Coombs also said the Children’s Department ordered Pike and Holder — who reportedly suffers from dissociative identity disorder and collects disability checks — to attend therapy and counseling.
But when asked if they ever did, Coombs replied, “Not that I know of.”
She and her daughter lived with the baby’s father, Mitchell Holder, after Pike reportedly told hospital staff that she was homeless and concerned about her daughter’s well-being.
The grandmother further claimed that the couple’s social services were called again in late October when Pike allegedly tried to suffocate her child in the woods.
She said Destinii was taken to a local hospital and Pike admitted himself to a psychiatric hospital for evaluation three days later.
When Destinii was later released from the hospital, Coombs said, a Children’s Department employee brought her back to Holder’s apartment and told Holder and Coombs — who were in the apartment at the time — that Pike could no longer be left alone with the baby.
“They didn’t ask me to take Destinii at all,” Coombs said.
“When they gave that baby to Mitchell, they didn’t give him any papers at all and said he was, you know, in temporary custody until a hearing or something.
“And usually they have to give you this paperwork that says, ‘This is the plan here and you have to follow this plan.’ They didn’t give him an inch [of] not a sheet of paper at all,” she claimed.
Hours before the police-involved shooting, the child’s grandmother said she was called to check on the baby’s condition. That’s when she and Pike got into an argument.
Coombs also alleged that the couple would repeatedly ignore calls from the Department of Social Services and all attempts to help them, at one point even cursing out a social worker.
Social services eventually requested that the couple and their child attend a meeting on November 6 – just one day before the fatal shooting. Coombs said one of the social workers she had been communicating with told her to accompany them to the meeting after they missed a meeting. previous.
When the couple subsequently refused to answer the department’s calls on the day of the meeting, Brian said the Children’s Department worker told them he and his wife would get custody of the baby.
“They said they would take the baby and give it to us to care for until Mitchell and Maria got help,” he told the Star.
The employee of the Children’s Department also allegedly asked the grandmother that day to check on the couple, because they were not answering the phone.
“They wouldn’t even open the door for me,” she said. ‘I knocked on the door and kept calling out the names. They didn’t open the door.’
A state worker then responded to the home, but their knocks also went unanswered, leading to police officers receiving the same treatment when called, she said.
The police eventually left that day, saying they could not act without a court order.

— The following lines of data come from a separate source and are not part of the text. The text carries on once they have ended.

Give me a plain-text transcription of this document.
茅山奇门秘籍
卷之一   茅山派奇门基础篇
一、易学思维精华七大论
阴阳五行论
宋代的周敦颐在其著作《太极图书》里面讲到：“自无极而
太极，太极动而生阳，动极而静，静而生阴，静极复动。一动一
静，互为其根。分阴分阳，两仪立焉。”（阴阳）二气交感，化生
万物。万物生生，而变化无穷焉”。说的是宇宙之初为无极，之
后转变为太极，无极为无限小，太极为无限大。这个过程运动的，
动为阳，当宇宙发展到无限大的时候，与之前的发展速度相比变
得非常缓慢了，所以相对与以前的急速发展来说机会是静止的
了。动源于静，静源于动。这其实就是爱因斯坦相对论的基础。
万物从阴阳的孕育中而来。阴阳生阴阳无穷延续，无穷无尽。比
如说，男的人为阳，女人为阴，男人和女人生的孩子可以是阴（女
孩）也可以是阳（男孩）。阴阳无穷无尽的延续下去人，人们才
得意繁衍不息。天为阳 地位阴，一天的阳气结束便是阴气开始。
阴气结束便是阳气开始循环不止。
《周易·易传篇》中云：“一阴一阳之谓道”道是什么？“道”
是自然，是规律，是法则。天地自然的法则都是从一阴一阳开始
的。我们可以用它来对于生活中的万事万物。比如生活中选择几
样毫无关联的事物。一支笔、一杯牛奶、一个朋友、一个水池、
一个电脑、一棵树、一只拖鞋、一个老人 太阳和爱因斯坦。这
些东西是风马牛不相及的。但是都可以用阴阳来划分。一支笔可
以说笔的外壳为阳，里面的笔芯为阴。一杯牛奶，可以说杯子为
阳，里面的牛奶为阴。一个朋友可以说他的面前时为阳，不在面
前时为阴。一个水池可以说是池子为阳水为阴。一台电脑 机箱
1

Talisa Coombs said she was asked to check on the baby’s well-being the day of the shooting
Coombs said the couple later called her and expressed their rejection of state intervention.
‘[Their] exact words they said to me and my husband [were] “I don’t want CPS in my life and I’m going to get rid of them if I have to call the police.”
The next day, just hours before the police-involved shooting, Coombs said she received a call from the Children’s Department worker, who asked her if she could check to see if Destinii was still alive — and that’s when Coombs said that Pike had attacked her.
“They should have done that themselves,” Brian argued. “If they thought that baby was in danger, that’s on them. They should have gone there.”
“If they had gone there and done their job, the outcome would have been different, I’m sure. Something like that wouldn’t have escalated.’